Bu arada Ukrayna cephesinden gelen seslerde; Dokuz ay önce Rus yanlıları tarafından özerk bölge ilan edilen ve Lugansk Halk Cumhuriyeti adı verilen Donbass’ta ilan edilen ateşkesin bittiği açıklanmıştı.
Ukrayna hükûmeti, Kırım’ın işgalden kurtarılması kapsamında savaşa hazırlık anlamına gelen askerî güvenlik stratejisini kabul etti. Buna rağmen, “Savaş istemediyini” ve “Konumun diplomatik ve siyasi yollarla halline açık olduklarını” belirtiyor.
Rusya Batının silahlı kuvvetlerini çekme isteğini ret ediyor. Rusya sözcüsü Dmitri Peskov “Savaş söz konusu olamaz, beraberinde Ukrayna’nın Doğusunda yaşayan Rus dili konuşan insanların baskı altında kalmalarına müsaade verilemeyeceğini” belirtiyor. Çelişkilerle dolu Senaryo!
İngiltere Dış İşleri Bakanı yaptığı açıklamada, Ukrayna Devlet Başkanı Volodimir Zelenskinin Türkiye Cumhurbaşkanı Recep Tayip Erdoğan’ı Donbas’daki son durum hakkında bilgilendirdiğini açıklıyor.
Cumhur Başkanı Recep Tayip Erdoğan’la İstanbul’da bir araya gelen Ukrayna Devlet Başkanı Vladimir Zelenskiy, Türkiye ziyareti öncesi basına açıklama yaparak, “ Türkiye silahlı kuvvetlerinin dünyanın en güçlü ordularından biri olduğunu ifade ederek,” Bölgede Türkiye olmadan hiç bir şey yapılamaz” diyor. Ziyareti ile Türkiye’den tam destek alarak dönüyor.

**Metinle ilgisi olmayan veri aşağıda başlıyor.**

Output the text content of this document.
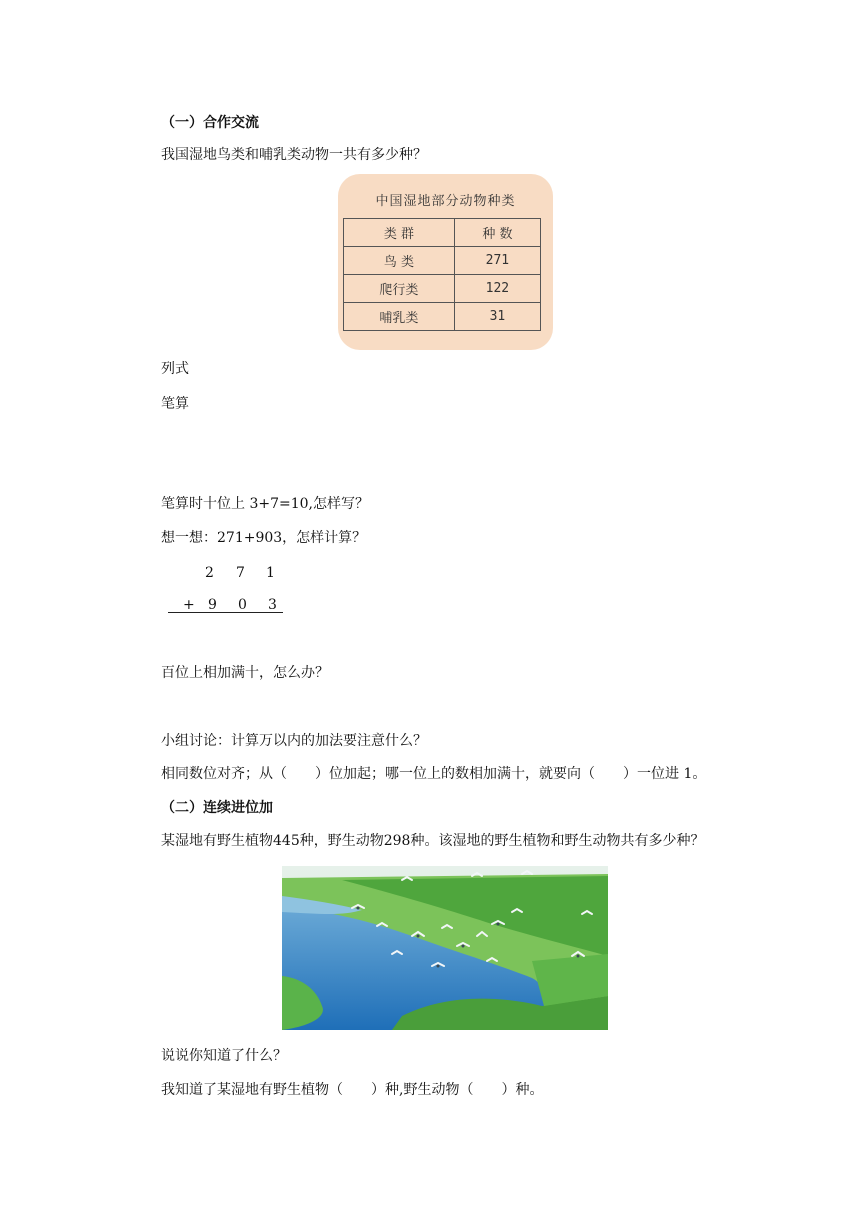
（一）合作交流
我国湿地鸟类和哺乳类动物一共有多少种？
中国湿地部分动物种类
类 群	种 数
鸟 类	271
爬行类	122
哺乳类	31
列式
笔算
笔算时十位上 3+7=10,怎样写？
想一想：271+903，怎样计算？
2 7 1
+ 9 0 3
百位上相加满十，怎么办？
小组讨论：计算万以内的加法要注意什么？
相同数位对齐；从（　　）位加起；哪一位上的数相加满十，就要向（　　）一位进 1。
（二）连续进位加
某湿地有野生植物445种，野生动物298种。该湿地的野生植物和野生动物共有多少种？
说说你知道了什么？
我知道了某湿地有野生植物（　　）种,野生动物（　　）种。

Ülke olarak ateş çemberinin içerisinde sayılırız. Ülkemizin üç tarafının Denizlerle çevrili olması Montro ve Lozan antlaşmaları bu ateşi söndürmeye yeter de artarda. Sırtımızın okşanarak ateşin içine sürüklenmekten kaçınmalıyız.
Sağlıklı yaşayarak, Sağlıklı düşünerek, Sağlıcakla kalın.